Serenidad implacable
Sea como fuere, Francisco presidió una ceremonia que no pudo oficiar por esa maltrecha rodilla que algunos quisieran que fuera impedimento para el gobierno de la Iglesia. Con un rostro de serenidad implacable pronunció una homilía que no se convirtió en una loa gratuita la pontífice por el que no solo se pide la canonización, sino la proclamación como doctor a la manera de Tomás de Aquino y Teresa de Jesús. Pero la Santa Sede se guarda para sí los tiempos. “Los políticos tienen que resolver su legado en cuatro años, la Iglesia tiene toda la eternidad”. Lo sentencia un purpurado de largo recorrido y poco dado a dejarse llevar por los impulsos súbitos.
“Benedicto, fiel amigo del Esposo, que tu gozo sea perfecto al oír definitivamente y para siempre su voz”. Son las palabras de despedida de Jorge Mario Bergoglio a aquel al que ha visitado en la intimidad, al que ha aplaudido en público y al que ha consultado no pocas cuitas de una Iglesia con no pocos vaivenes internos que bandear. Tan solo en ese momento, un rayo de sol parece colarse en el Vaticano. El único de toda la mañana.
La sobriedad se impone
Eucaristía ágil. Apenas una hora. Lejos de las tres que sirvieron para despedir a Wojtyla. Bendición final. Al féretro del pontífice. Y entonces irrumpen los aplausos, que se acrecientan cuando los portadores lo alzan para llevarlo a hombros. Alguien reivindica a voz en grito la subida a los altares inmediata del Obispo emérito de Roma.. Pero la sobriedad se impone.

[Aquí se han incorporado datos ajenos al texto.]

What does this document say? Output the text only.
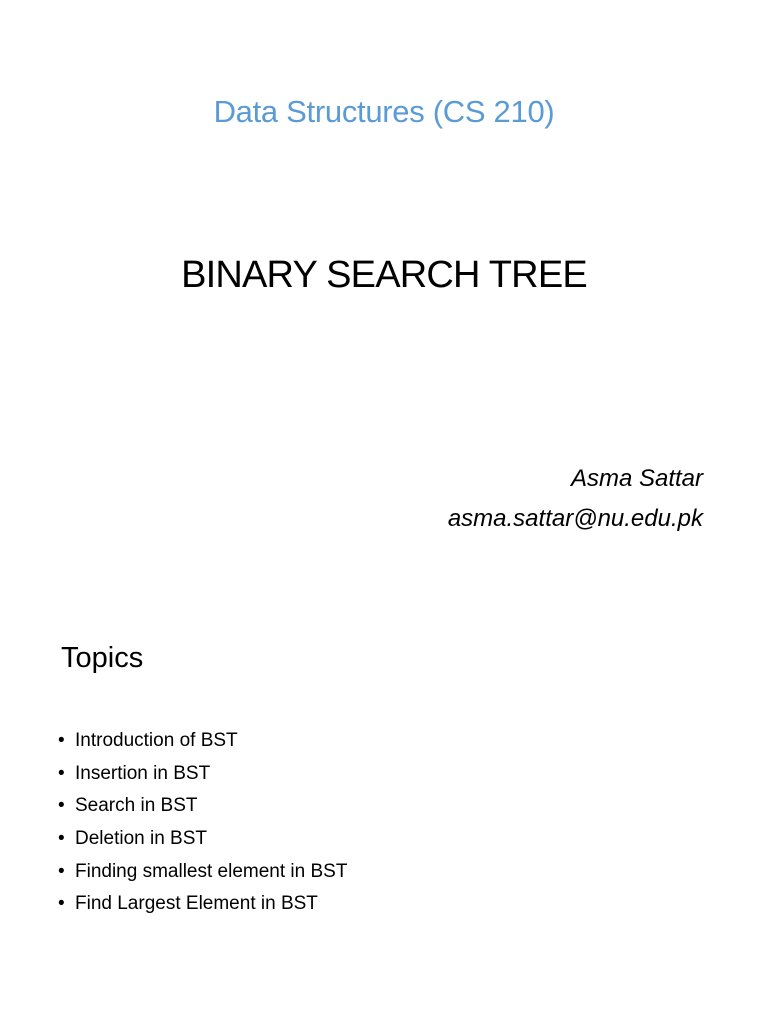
Data Structures (CS 210)
BINARY SEARCH TREE
Asma Sattar
asma.sattar@nu.edu.pk
Topics
• Introduction of BST
• Insertion in BST
• Search in BST
• Deletion in BST
• Finding smallest element in BST
• Find Largest Element in BST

Son las 10:52 y el ataúd comienza a perderse por el interior de la basílica. Afuera se queda el gentío. Dentro, en procesión hacia el entierro en las grutas vaticanas, su secretario y confidente y las consagradas de Comunión y Liberación que le han mimado hasta el final. Solo ellos y unos pocos más escuchan la canción de despedida de Bach. En la plaza, las campanas tocan a muerto y provocan de nuevo el silencio. La niebla no desaparece, pero sí se desvanece el último aplauso a Benedicto XVI.